In recent weeks, he has unveiled a tandem idea: In the wake of Bredesen’s successes in landing big-name companies such as Volkswagen, Nissan and Wacker Chemie AG, the next governor ought to focus on roping in smaller, ancillary industries that complement the heftier corporations — i.e. small businesses.
“If you’re paying taxes in this state, you’ve got a stake in those industries,” McWherter told a group of workers at the Jeld-Wen factory in Sparta, explaining his program during a “Mike Works” event — in which the candidate experiences firsthand a few hours in the day of a working Tennessean — near the end of September.

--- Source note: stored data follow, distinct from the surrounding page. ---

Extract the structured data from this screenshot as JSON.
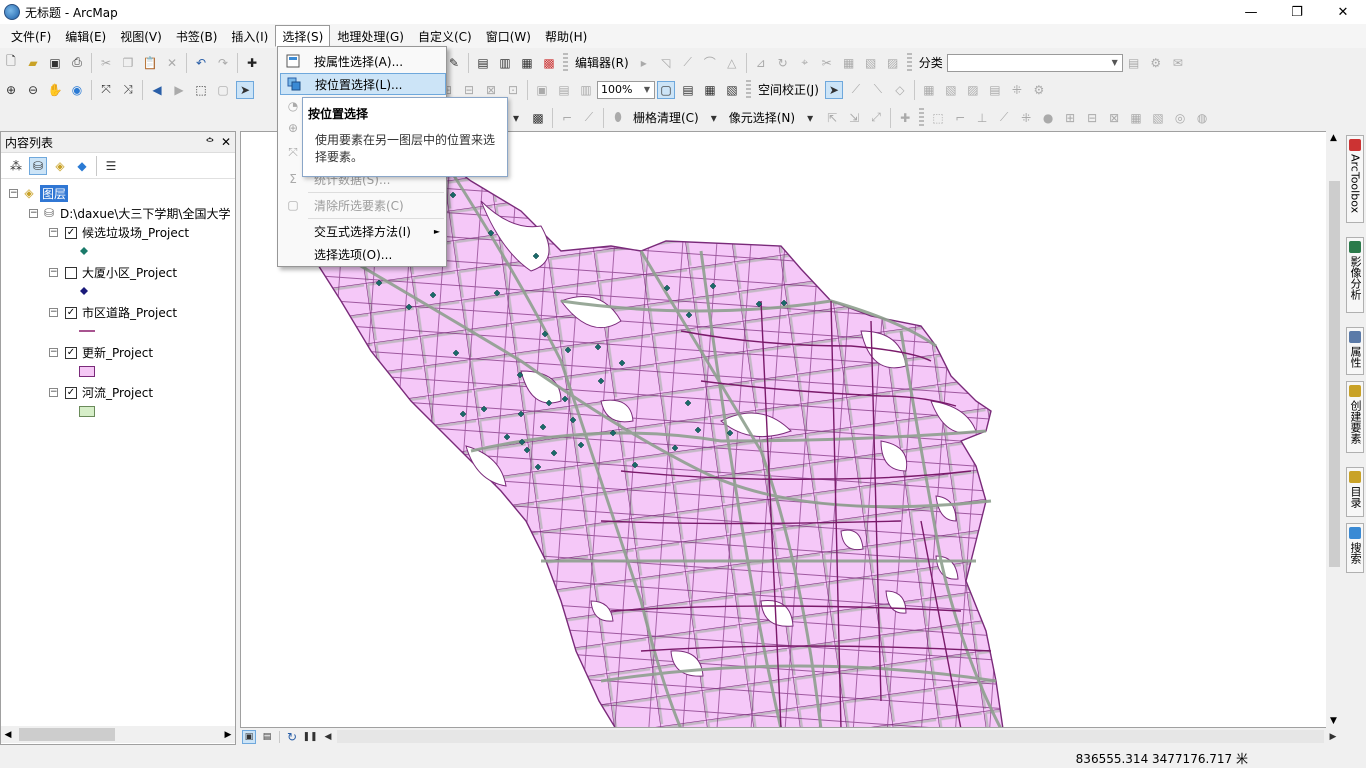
{
  "window": {
    "title": "无标题 - ArcMap",
    "min": "—",
    "max": "❐",
    "close": "✕"
  },
  "menu": [
    "文件(F)",
    "编辑(E)",
    "视图(V)",
    "书签(B)",
    "插入(I)",
    "选择(S)",
    "地理处理(G)",
    "自定义(C)",
    "窗口(W)",
    "帮助(H)"
  ],
  "toolbar": {
    "editor_label": "编辑器(R)",
    "classify_label": "分类",
    "scale_value": "100%",
    "spatial_adjust_label": "空间校正(J)",
    "grid_clean_label": "栅格清理(C)",
    "pixel_select_label": "像元选择(N)"
  },
  "select_menu": {
    "items": [
      {
        "label": "按属性选择(A)...",
        "state": "normal"
      },
      {
        "label": "按位置选择(L)...",
        "state": "selected"
      },
      {
        "label": "统计数据(S)...",
        "state": "disabled"
      },
      {
        "label": "清除所选要素(C)",
        "state": "disabled"
      },
      {
        "label": "交互式选择方法(I)",
        "state": "normal",
        "submenu": "►"
      },
      {
        "label": "选择选项(O)...",
        "state": "normal"
      }
    ]
  },
  "tooltip": {
    "title": "按位置选择",
    "body": "使用要素在另一图层中的位置来选择要素。"
  },
  "toc": {
    "title": "内容列表",
    "pin": "ᅌ",
    "close": "✕",
    "root": "图层",
    "datasource": "D:\\daxue\\大三下学期\\全国大学",
    "layers": [
      {
        "name": "候选垃圾场_Project",
        "checked": true,
        "symbol": "point",
        "color": "#1a7a6a"
      },
      {
        "name": "大厦小区_Project",
        "checked": false,
        "symbol": "point",
        "color": "#1a1a7a"
      },
      {
        "name": "市区道路_Project",
        "checked": true,
        "symbol": "line",
        "color": "#8a1a6a"
      },
      {
        "name": "更新_Project",
        "checked": true,
        "symbol": "poly",
        "color": "#f5c8f5"
      },
      {
        "name": "河流_Project",
        "checked": true,
        "symbol": "poly",
        "color": "#d6eec8"
      }
    ]
  },
  "right_tabs": [
    "ArcToolbox",
    "影像分析",
    "属性",
    "创建要素",
    "目录",
    "搜索"
  ],
  "status": {
    "coords": "836555.314  3477176.717 米"
  },
  "colors": {
    "district_fill": "#f5c8f8",
    "district_stroke": "#7a2a7a",
    "road": "#8fa08f",
    "point": "#1a6a6a"
  }
}
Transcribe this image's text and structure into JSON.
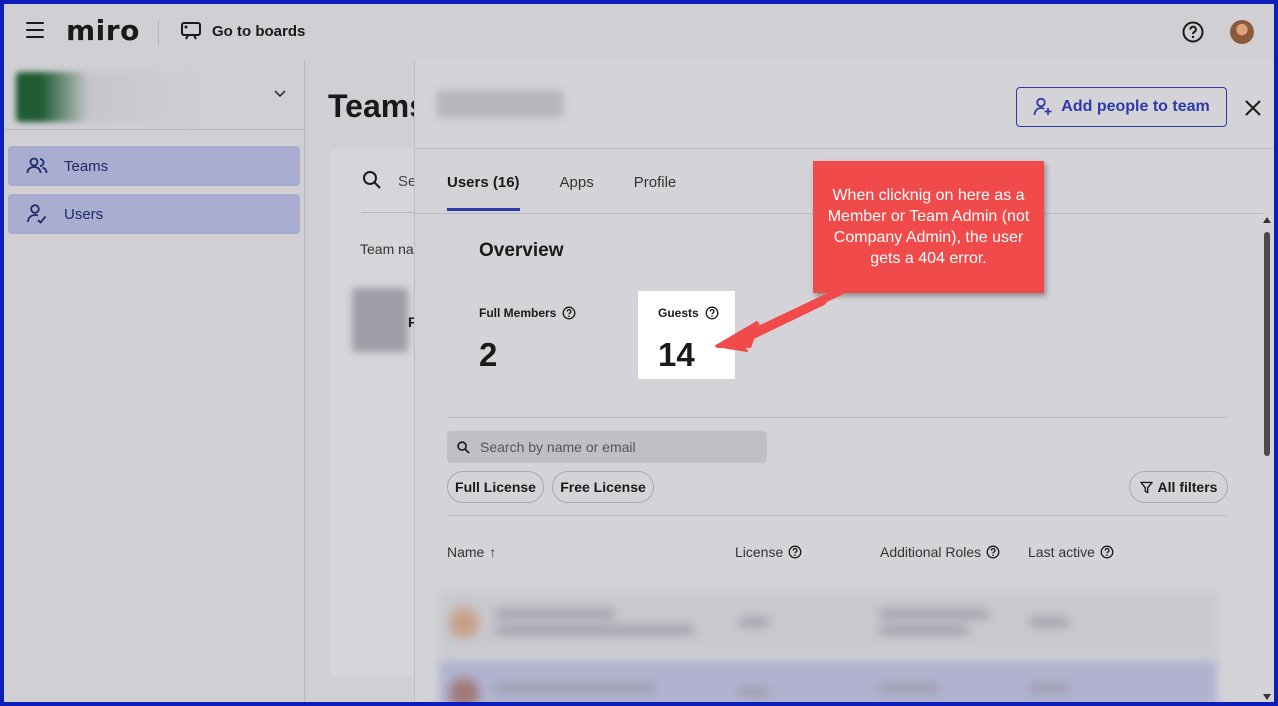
{
  "app": {
    "logo": "miro",
    "go_to_boards": "Go to boards"
  },
  "sidebar": {
    "items": [
      {
        "label": "Teams"
      },
      {
        "label": "Users"
      }
    ]
  },
  "main": {
    "title": "Teams",
    "search_placeholder": "Se",
    "column_team_name": "Team na",
    "row_letter": "F"
  },
  "panel": {
    "add_button": "Add people to team",
    "tabs": [
      {
        "label": "Users (16)",
        "active": true
      },
      {
        "label": "Apps",
        "active": false
      },
      {
        "label": "Profile",
        "active": false
      }
    ],
    "overview_title": "Overview",
    "stats": {
      "full_members_label": "Full Members",
      "full_members_value": "2",
      "guests_label": "Guests",
      "guests_value": "14"
    },
    "search_placeholder": "Search by name or email",
    "chips": [
      "Full License",
      "Free License"
    ],
    "all_filters": "All filters",
    "columns": {
      "name": "Name",
      "name_sort": "↑",
      "license": "License",
      "roles": "Additional Roles",
      "last_active": "Last active"
    }
  },
  "annotation": {
    "text": "When clicknig on here as a Member or Team Admin (not Company Admin), the user gets a 404 error.",
    "color": "#f04a4a"
  },
  "colors": {
    "accent": "#2e3aa8",
    "border": "#0b1fb8"
  }
}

All of this betrays the broader vapidity of this campaign so far. In all its glorious boredom, and in its absence of any rhetorical firepower whatsoever, the slog has left reporters so starved for substance that they’re pinning the candidates — particularly Haslam — against the wall for something more. Last week, a frustrated Haslam even suggested this campaign should be about the candidates’ records, not about their ideas for the future of Tennessee.
Collection of facts No. 4: Campaigns — and campaign analyses — are fundraising games. Haslam has outspent and outraised McWherter in a significant way, leading some to privately question whether the Democrat is an adept fundraiser. McWherter has already sunk $1 million of his own money into the campaign; he was noncommittal when asked whether he would spend more.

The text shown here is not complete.